Liberals today are reconciling the mixed legacies of Ginsburg, who died at age 87 after rejecting earlier calls from her own admirers to step down.

As the court flexes the muscle of its new conservative supermajority, many liberals bemoan Ginsburg’s refusal to retire while Democratic President Barack Obama was in office and could have named her successor. Some law professor critics, writing in The New York Times, Washington Post and elsewhere, have made that refusal the starting point for their disapproval of Breyer’s delayed retirement.

Other liberals, however, offer a nuanced assessment of Ginsburg’s past and America’s present.

“There’s no way she would have wanted the court to be in the place that it is today. But we can’t go back and change that fact,” says Fatima Goss Graves, president of the National Women’s Law Center. “I don’t think it undermines the dramatic work she did, for decades and decades, to protect women. … Do I wish that she was replaced by someone else? Absolutely. But I don’t think she’s the only one to blame here for that.”

Ginsburg’s memory, one year after her death from complications of cancer, holds multiple dimensions – as did her life. She first achieved national prominence as an in-the-trenches women’s rights advocate. She argued six cases before the Supreme Court, winning five of them and helping to guarantee greater equality under the law based on sex.

The Brooklyn-born Ginsburg became a justice in 1993 and, after a reputation as a moderate jurist on a lower US appellate court, began amassing a distinctively liberal record. By the time she died, Ginsburg was known largely for her dissents, as well as the opera-loving, weight-lifting persona she cultivated.

In 2013, a law student had dubbed her the “Notorious RBG” after Ginsburg penned a caustic dissenting opinion in the case of Shelby County v. Holder, as the majority rolled back protections of the 1965 Voting Rights Act. The meme went viral, and the reserved jurist became something of a rock star, especially to young women.

A year before her death, as she was fulfilling a speaking commitment in Buffalo even after discovering a recurrence of pancreatic cancer, she told the audience: “It was beyond my wildest imagination that I would one day become the ‘Notorious RBG.’”
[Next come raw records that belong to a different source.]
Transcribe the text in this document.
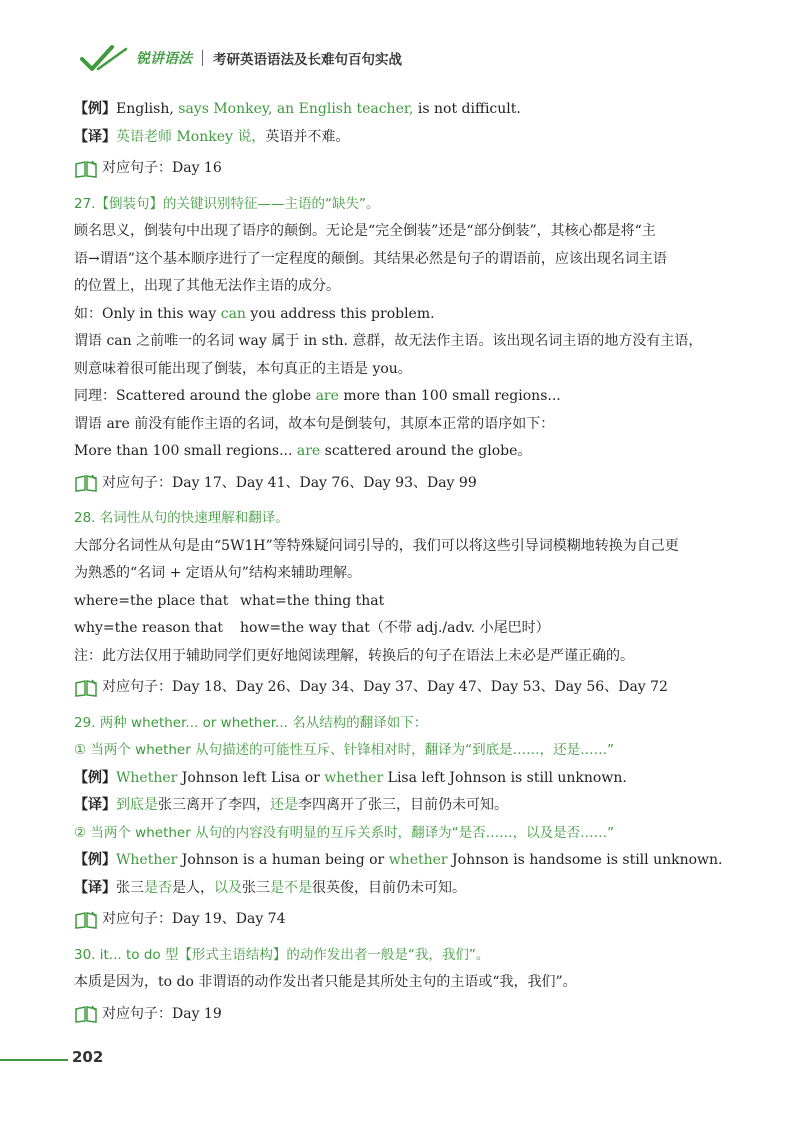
锐讲语法 考研英语语法及长难句百句实战
【例】English, says Monkey, an English teacher, is not difficult.
【译】英语老师 Monkey 说，英语并不难。
对应句子： Day 16
27.【倒装句】的关键识别特征——主语的“缺失”。
顾名思义，倒装句中出现了语序的颠倒。无论是“完全倒装”还是“部分倒装”，其核心都是将“主
语→谓语”这个基本顺序进行了一定程度的颠倒。其结果必然是句子的谓语前，应该出现名词主语
的位置上，出现了其他无法作主语的成分。
如：Only in this way can you address this problem.
谓语 can 之前唯一的名词 way 属于 in sth. 意群，故无法作主语。该出现名词主语的地方没有主语，
则意味着很可能出现了倒装，本句真正的主语是 you。
同理：Scattered around the globe are more than 100 small regions...
谓语 are 前没有能作主语的名词，故本句是倒装句，其原本正常的语序如下：
More than 100 small regions... are scattered around the globe。
对应句子： Day 17、Day 41、Day 76、Day 93、Day 99
28. 名词性从句的快速理解和翻译。
大部分名词性从句是由“5W1H”等特殊疑问词引导的，我们可以将这些引导词模糊地转换为自己更
为熟悉的“名词 + 定语从句”结构来辅助理解。
where=the place that what=the thing that
why=the reason that how=the way that（不带 adj./adv. 小尾巴时）
注：此方法仅用于辅助同学们更好地阅读理解，转换后的句子在语法上未必是严谨正确的。
对应句子： Day 18、Day 26、Day 34、Day 37、Day 47、Day 53、Day 56、Day 72
29. 两种 whether... or whether... 名从结构的翻译如下：
① 当两个 whether 从句描述的可能性互斥、针锋相对时，翻译为“到底是……，还是……”
【例】Whether Johnson left Lisa or whether Lisa left Johnson is still unknown.
【译】到底是张三离开了李四，还是李四离开了张三，目前仍未可知。
② 当两个 whether 从句的内容没有明显的互斥关系时，翻译为“是否……，以及是否……”
【例】Whether Johnson is a human being or whether Johnson is handsome is still unknown.
【译】张三是否是人，以及张三是不是很英俊，目前仍未可知。
对应句子： Day 19、Day 74
30. it... to do 型【形式主语结构】的动作发出者一般是“我，我们”。
本质是因为，to do 非谓语的动作发出者只能是其所处主句的主语或“我，我们”。
对应句子： Day 19
202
Earlier, when liberals were urging her to retire, particularly when President Obama had the benefit of a Democratic-majority Senate, Ginsburg asked rhetorically in one 2014 interview, “So tell me who the President could have nominated this spring that you would rather see on the court than me?”

But two years later the fundamentals of Supreme Court nominations changed and for Ginsburg the stakes shot up. When Justice Antonin Scalia died in February 2016 and Obama nominated then-Appeals Court Judge Merrick Garland, then-Senate Majority Leader Mitch McConnell blocked all action on the nomination.